Just look at Sen. Obama and other recent presidential candidates.

Sen. Obama’s family chose to send him to Hawaii’s elite Punahou School, which does not even consider certification when hiring new teachers. (I asked their personnel office.) Barack and Michelle Obama themselves rejected Chicago’s notoriously poor public schools, which are staffed by certified teachers, to send their daughters to the much storied Laboratory (“Lab”) School. When asked whether she hires certified teachers, the Lab School’s personnel director said “we do not look at that; it doesn’t make any difference.”

Need an explanation? Insisting that teachers pass through a state certification system is front and center in the National Education Association’s agenda. The benefits for students from this policy are essentially zero. But it gives NEA greater control. NEA also opposes school choice, for the same reason: it threatens their monopoly status. Who cares whether it benefits students or not?
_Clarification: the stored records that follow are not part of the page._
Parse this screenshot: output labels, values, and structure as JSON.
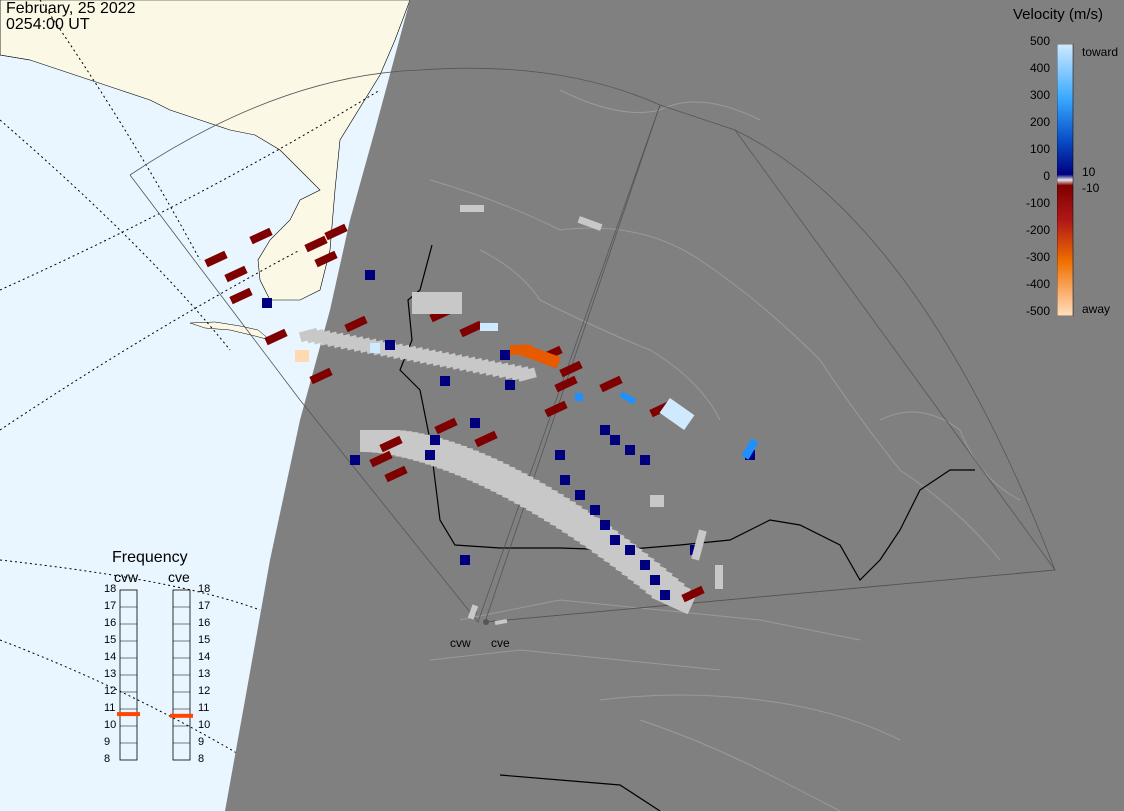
{
  "header": {
    "date": "February, 25 2022",
    "time": "0254:00 UT"
  },
  "legend": {
    "title": "Velocity (m/s)",
    "ticks": [
      "500",
      "400",
      "300",
      "200",
      "100",
      "0",
      "-100",
      "-200",
      "-300",
      "-400",
      "-500"
    ],
    "toward_label": "toward",
    "away_label": "away",
    "pos_threshold": "10",
    "neg_threshold": "-10",
    "colors": {
      "toward_light": "#cfeaff",
      "toward_mid": "#1e90ff",
      "toward_dark": "#00007f",
      "away_dark": "#7f0000",
      "away_mid": "#e85a00",
      "away_light": "#ffd9b0",
      "ground_scatter": "#c8c8c8"
    }
  },
  "frequency": {
    "title": "Frequency",
    "radars": [
      {
        "code": "cvw",
        "value_mhz": 10.7
      },
      {
        "code": "cve",
        "value_mhz": 10.6
      }
    ],
    "scale": [
      "18",
      "17",
      "16",
      "15",
      "14",
      "13",
      "12",
      "11",
      "10",
      "9",
      "8"
    ],
    "marker_color": "#ff4500"
  },
  "radar_sites": [
    "cvw",
    "cve"
  ],
  "map_colors": {
    "night": "#808080",
    "day_ocean": "#e9f6ff",
    "day_land": "#fbf8e6",
    "boundary": "#000000",
    "grid": "#a9a9a9"
  }
}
Barack Obama the candidate has no reason to irk a powerful lobbying group that has endorsed and supported his campaign. During the last presidential debate, Obama made the dubious claim that evidence “doesn’t show that [private school choice] actually solves the problem.”

But Barack Obama the parent knows better than to trust the NEA talking points. And he’s not skeptical enough about the data to put his own kids in private schools.

As Robert Maranto points out in his Rocky article, all the recent major Presidential candidates have been products of private school education. And many send their children to private schools. Then why is it so hard for some to support school choice for students whom it really could help?